6. ('Art of the Eristics': disputations on famous subjects. Protagoras and the other Sophists were the first to compose these set pieces known as 'common places').

6a. (Protagoras was the first to say that there were two contradictory arguments about everything).

6b. To make the weaker cause the stronger.

'On Mathematics'

7. (Protagoras, arguing against the definition of the mathematicians and appealing to perception, used to say that the tangent touched the circle not at a point but along a line).

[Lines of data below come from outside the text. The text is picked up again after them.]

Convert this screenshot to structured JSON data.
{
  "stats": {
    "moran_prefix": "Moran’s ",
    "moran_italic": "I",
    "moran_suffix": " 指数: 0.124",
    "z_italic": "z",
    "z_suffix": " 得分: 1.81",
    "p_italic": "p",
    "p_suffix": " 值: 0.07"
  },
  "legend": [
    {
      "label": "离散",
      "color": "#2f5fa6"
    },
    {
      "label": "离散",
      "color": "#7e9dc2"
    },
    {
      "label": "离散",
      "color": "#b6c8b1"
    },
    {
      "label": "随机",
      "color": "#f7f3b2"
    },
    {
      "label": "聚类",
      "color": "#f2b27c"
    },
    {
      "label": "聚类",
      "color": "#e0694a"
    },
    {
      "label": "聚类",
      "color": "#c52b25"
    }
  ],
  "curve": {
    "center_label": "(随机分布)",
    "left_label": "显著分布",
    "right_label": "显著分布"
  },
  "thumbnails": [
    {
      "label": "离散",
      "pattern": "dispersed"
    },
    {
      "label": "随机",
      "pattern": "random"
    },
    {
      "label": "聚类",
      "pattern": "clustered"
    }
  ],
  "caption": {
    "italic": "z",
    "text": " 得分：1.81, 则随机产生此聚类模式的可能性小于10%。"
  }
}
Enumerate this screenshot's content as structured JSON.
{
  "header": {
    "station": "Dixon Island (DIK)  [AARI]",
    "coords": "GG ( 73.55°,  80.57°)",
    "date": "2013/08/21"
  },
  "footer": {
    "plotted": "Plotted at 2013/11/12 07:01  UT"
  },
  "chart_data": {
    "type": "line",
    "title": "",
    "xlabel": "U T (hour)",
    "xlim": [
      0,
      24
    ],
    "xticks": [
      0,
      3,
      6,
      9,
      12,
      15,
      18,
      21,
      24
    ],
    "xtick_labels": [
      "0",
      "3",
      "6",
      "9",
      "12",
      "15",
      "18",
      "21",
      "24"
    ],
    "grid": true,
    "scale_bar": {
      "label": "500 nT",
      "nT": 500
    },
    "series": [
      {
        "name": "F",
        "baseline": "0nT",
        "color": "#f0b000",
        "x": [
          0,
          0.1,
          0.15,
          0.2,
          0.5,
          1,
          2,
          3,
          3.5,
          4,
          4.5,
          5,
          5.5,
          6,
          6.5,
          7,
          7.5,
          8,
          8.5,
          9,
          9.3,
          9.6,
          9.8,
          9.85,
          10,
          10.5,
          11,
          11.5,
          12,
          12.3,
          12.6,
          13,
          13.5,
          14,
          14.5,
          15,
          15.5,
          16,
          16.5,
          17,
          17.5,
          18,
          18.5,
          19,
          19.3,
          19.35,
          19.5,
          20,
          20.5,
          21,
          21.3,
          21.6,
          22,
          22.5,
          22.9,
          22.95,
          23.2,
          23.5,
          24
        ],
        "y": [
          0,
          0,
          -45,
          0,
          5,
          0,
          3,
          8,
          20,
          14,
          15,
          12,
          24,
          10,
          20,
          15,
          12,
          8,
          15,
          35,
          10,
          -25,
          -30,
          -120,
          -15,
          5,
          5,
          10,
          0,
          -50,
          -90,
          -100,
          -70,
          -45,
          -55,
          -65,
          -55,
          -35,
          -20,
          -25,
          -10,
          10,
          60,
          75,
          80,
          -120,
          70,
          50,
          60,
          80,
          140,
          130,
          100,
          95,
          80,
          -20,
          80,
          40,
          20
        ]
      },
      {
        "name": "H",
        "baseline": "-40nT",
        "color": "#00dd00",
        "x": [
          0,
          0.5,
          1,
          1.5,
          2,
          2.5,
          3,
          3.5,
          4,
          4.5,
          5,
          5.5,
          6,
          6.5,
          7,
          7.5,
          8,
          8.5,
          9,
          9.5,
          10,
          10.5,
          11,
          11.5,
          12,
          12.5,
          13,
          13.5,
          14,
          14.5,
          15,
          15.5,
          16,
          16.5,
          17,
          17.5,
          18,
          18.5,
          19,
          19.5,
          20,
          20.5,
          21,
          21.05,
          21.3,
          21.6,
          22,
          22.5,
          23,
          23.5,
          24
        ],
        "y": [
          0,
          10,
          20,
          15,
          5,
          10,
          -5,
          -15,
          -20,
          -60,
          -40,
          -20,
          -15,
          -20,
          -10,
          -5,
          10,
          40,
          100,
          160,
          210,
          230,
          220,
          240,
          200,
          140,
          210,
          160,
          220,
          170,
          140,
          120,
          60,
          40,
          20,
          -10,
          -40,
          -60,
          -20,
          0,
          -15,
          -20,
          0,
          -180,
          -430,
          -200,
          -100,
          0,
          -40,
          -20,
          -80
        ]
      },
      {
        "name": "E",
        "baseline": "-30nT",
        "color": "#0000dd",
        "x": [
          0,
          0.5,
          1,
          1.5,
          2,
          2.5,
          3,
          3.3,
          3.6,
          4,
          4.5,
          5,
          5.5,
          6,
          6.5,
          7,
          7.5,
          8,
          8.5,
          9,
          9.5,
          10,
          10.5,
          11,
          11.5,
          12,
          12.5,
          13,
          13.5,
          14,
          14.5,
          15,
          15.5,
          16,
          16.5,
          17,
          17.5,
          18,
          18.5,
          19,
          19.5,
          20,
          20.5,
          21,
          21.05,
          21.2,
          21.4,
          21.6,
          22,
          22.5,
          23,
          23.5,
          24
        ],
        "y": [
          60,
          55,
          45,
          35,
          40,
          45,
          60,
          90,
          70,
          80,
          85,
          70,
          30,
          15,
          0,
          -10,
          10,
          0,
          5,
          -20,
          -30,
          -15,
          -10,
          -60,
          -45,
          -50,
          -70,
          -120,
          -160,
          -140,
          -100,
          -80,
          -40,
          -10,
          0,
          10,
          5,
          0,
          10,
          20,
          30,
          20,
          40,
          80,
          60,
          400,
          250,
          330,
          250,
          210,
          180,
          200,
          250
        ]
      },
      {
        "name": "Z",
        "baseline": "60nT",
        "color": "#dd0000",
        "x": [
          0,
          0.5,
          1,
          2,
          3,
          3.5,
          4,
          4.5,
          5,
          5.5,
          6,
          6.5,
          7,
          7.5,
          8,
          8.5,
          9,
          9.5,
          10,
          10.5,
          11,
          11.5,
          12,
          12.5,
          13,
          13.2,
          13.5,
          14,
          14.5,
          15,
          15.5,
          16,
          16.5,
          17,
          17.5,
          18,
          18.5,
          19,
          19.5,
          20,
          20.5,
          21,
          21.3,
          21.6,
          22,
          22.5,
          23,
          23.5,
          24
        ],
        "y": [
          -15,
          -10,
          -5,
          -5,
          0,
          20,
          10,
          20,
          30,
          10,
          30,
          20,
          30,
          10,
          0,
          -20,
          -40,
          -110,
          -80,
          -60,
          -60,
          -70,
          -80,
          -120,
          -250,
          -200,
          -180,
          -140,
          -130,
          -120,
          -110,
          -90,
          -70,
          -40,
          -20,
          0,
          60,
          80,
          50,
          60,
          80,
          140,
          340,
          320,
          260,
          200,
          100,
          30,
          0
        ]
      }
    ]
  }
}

'On Wrestling and the Other Arts'

8. (Plato, Sophist 232D, E: 'Those views regarding all the arts and each art separately, what one must say against the craftsman practising each: views which stand published in writing for all to learn if they wish.—I think you must mean the views of Protagoras on wrestling and the other arts').


8a. 'On Constitution.'

8b. 'On the Original Social Structure.'

8c. 'On Ambition.'

8d. 'On Virtues.'

8e. 'On Human Errors.'

8f. 'Exhortation.'

8g. 'Trial concerning a Fee.'

8h. 'On the Underworld.'

p. 127

From unspecified writings

9. When his sons, who were fine young men, died within eight days, he (Pericles) bore it without mourning. For he held on to his serenity, from which every day he derived great benefit in happiness, freedom from suffering, and honour in the people's eyes—for all who saw him bearing his griefs valiantly thought him great-souled and brave and superior to themselves, well knowing their own helplessness in such a calamity.

10. Art without practice, and practice without art, are nothing.

11. Education does not take root in the soul unless one goes deep.

12. (Graeco-Syrian Maxims: Protagoras said): Toil and work and instruction and education and wisdom are the garland of fame which is woven from the flowers of an eloquent tongue and set on the head of those who love it. Eloquence however is difficult, yet its flowers are rich and ever new, and the audience and those who applaud and the teachers rejoice, and the scholars make progress and fools are vexed—or perhaps they are not even vexed, because they have not sufficient insight.